EU commissioner Michel Barnier on Tuesday presented sharp new curbs on credit rating agencies but was forced to back down on a bid to protect victims of Europe's debt crisis from agency scrutiny.
"I want to draw lessons from the crisis," the internal markets commissioner said. "These agencies are very important ... I believe they're too important."
While the new measures, yet to be approved, aim to tighten the rules of the ratings agencies, Barnier had to back down on plans to allow the temporary suspension of ratings for countries under EU-IMF bailout programmes.
"I considered that more time was needed... to detail the technical measures as they would apply," Barnier said after sources cited deep disagreement within the 27-strong European Commission executive in the hours before a delayed press conference.
The former French cabinet minister has frequently fallen foul of London, home to four-fifths of the EU's financial services industry, for what big investors there have claimed is a campaign to weaken the City's grip.
The ratings industry is dominated by Moody's, Standard & Poor's and Fitch.
Many commentators have blamed these and other rating agencies for having helped create the 2008 global financial crisis by failing to properly evaluate the risk of US mortgage investments before the bubble burst.
The new proposals would enable any EU state or investor to demand damages before a civil court for losses liable to a credit rating agency.
The proposals will also seek to whittle away the role of the agencies by urging banks and other financial institutions to do their own credit rating homework rather than systematically calling on the agencies.
They would seek to reduce reliance on ratings agencies by demanding a yearly "rotation" in contracts.
"I don't want to break the thermometer," Barnier said. "I just want to make sure it works properly."
Moody's said in a statement that the measures would do nothing to help stabilise credit markets or strengthen investor confidence "as they would harm the quality and independence of the ratings."
On Monday, Barnier told French television that ratings agencies regulated by the European Securities and Markets Authority (ESMA), "won't have the right, if ESMA decides, to rate certain countries for a certain time that are receiving an international support programme from the IMF or European Union."
Greece, Ireland and Portugal all suffered rating downgrades that accelerated unsustainable rises in their borrowing costs over the past two years, with Spain and Italy -- which has opened its books to international auditors -- also coming under pressure in recent days.

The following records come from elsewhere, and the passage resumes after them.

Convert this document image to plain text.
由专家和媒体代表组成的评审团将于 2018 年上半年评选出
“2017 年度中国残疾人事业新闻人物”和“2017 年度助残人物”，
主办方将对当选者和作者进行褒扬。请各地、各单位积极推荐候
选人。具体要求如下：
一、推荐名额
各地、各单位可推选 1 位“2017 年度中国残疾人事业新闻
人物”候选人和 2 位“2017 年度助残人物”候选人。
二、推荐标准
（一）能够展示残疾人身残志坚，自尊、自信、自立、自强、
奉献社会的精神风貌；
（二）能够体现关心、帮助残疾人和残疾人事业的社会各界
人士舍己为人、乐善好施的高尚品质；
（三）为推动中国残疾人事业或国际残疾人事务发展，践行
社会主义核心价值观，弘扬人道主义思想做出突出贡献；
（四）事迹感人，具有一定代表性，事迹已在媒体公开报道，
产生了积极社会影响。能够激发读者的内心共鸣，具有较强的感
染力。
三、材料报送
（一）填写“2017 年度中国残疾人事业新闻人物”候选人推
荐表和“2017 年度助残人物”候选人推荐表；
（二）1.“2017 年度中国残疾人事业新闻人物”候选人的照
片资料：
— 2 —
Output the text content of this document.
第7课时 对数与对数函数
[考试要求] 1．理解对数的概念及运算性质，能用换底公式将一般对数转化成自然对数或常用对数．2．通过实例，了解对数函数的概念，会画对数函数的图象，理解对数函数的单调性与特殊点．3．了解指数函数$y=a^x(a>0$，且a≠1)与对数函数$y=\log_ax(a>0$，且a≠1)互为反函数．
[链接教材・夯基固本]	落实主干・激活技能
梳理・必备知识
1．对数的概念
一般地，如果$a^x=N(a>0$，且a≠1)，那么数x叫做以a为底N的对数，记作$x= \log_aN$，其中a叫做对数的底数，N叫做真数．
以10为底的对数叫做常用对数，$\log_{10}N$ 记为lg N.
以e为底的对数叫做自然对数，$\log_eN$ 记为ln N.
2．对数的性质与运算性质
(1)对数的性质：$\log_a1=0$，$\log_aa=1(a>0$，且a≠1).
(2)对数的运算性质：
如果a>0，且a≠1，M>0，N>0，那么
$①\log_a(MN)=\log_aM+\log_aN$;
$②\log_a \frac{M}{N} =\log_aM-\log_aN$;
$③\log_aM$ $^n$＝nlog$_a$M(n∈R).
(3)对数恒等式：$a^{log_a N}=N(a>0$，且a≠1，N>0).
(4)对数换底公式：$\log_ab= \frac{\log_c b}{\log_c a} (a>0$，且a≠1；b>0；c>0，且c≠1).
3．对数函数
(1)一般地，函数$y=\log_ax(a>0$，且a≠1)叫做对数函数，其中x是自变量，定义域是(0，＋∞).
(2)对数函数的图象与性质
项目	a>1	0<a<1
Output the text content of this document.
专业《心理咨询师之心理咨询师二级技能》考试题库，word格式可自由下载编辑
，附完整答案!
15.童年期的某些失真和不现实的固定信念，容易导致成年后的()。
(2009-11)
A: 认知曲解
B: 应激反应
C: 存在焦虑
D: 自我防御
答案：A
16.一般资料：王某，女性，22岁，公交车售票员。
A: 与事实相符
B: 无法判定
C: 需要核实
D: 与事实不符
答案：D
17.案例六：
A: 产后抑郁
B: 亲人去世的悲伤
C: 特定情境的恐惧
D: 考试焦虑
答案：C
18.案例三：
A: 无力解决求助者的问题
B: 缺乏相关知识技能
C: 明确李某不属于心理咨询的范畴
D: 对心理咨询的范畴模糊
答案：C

But the commissioner said of the disappearance of the ratings suspension from the final legislative proposal that now will be put to EU states and European Parliament lawmakers: "We are going to take the time to come back on this question."
He said his idea was "innovative, perhaps too innovative," but invited the EU parliament, where he was speaking, to resurrect its spirit during deliberations.
Barnier was also leaving for a later date an end to the practice whereby clients, companies as well as governments, pay rating agencies for advance notice on their own credit worthiness.
The commissioner said some of the ideas he would still like included were "inspired" by last week's erroneous downgrading of France by Standard and Poor's, which cited a technical error.
France, which economists say is struggling to hold onto its Triple-A rating alongside the stronger eurozone economies of Germany, the Netherlands, Austria, Finland and Luxembourg, recently announced deep budget cuts in a bid to retain its top status.
The other big idea EU colleagues had suggested when he first began drawing up these plans last year -- to create Europe's own rating agency -- was ruled out on the grounds it would cost 300 million euros to set up and would face accusations it was both "judge and jury."
ESMA, which has registered a couple of dozen ratings firms to date, can already withdraw a company's licence, order criminal action or slap fines amounting to up to 20 percent of annual takings.
Shortly before Barnier spoke, the European Parliament voted to ban "naked" credit default swaps, a controversial financial instrument used by traders to bet on the risk of a country failing to pay off debt and which have been blamed for encouraging highly speculative trade.